Z. Kent Sullivan of Baxter, Bruce & Sullivan in Juneau filed a brief Feb. 16 on behalf of Karen Hess, a write-in candidate for the October assembly election. Sullivan also submitted a brief Jan. 14, and borough attorney Brooks Chandler responded Feb. 2.

Chandler has said he expects a ruling from Judge Philip Pallenberg by April or May.

Hess challenged that Goodman was not eligible for an assembly seat. According to borough charter, each candidate must be “a resident for at least one year immediately preceding the election.” A resident is defined as a person whose “habitual, physical dwelling place is within the area in question and who intends to maintain his dwelling place in that area.”

Goodman registered to vote in Anchorage on March 26, 2009, and re-registered in Anchorage on July 30 of that same year, Sullivan wrote in the first brief.

Goodman, a longtime Haines Police chief, returned his voter registration to a borough address Aug. 2, 2010. He had a house sitter in Haines during his time in Anchorage.

Sullivan has referenced Alaska statute that states, “The address of a voter as it appears on the official voter registration record is presumptive evidence of the person’s voting residence. This presumption is negated only if the voter notifies the director in writing of a change of voting residence.”

Chandler wrote that Goodman’s stay in Anchorage for employment at Everts Air Cargo was a “temporary relocation” and “the Assembly determined whether a person is a resident of the Borough is based on a person’s intent to reside within Borough boundaries.”
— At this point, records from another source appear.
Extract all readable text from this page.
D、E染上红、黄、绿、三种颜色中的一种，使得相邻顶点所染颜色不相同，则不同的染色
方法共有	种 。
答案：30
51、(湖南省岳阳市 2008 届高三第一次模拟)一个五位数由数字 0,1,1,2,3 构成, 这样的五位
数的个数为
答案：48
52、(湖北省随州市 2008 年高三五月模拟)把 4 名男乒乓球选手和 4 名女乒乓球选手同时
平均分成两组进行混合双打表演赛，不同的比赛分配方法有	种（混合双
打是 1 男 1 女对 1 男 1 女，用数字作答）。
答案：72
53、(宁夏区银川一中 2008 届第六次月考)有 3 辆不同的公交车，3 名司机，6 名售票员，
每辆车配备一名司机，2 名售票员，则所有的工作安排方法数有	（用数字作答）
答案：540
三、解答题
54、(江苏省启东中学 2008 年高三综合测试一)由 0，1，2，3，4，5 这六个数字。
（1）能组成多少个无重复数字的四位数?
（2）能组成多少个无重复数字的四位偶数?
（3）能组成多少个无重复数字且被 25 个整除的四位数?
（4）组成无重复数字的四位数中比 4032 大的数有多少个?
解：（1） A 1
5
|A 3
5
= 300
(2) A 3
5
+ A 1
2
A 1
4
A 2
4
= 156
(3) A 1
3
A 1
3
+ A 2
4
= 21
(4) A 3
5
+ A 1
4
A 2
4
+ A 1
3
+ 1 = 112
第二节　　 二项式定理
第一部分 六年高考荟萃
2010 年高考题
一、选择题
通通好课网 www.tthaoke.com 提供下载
“Under Alaska law, it takes ‘clear and unmistakable’ terms in an election statute to undo the expressed will of a majority of voters and permit a ‘wholesale disenfranchisement of qualified electors through no fault of their own,’” he wrote.

Sullivan’s Feb. 16 brief argued that Chandler’s references to intent were too far-reaching.

“Were the court to accept the borough’s arguments about the importance of a candidate’s intent to the exclusion of all other facts or criteria, then perhaps no actual physical residency would be required at all, and a simple profound fondness for Haines in one’s heart in conjunction with residency in the distant past might suffice to make one eligible to run for Assembly in any given election,” Sullivan wrote.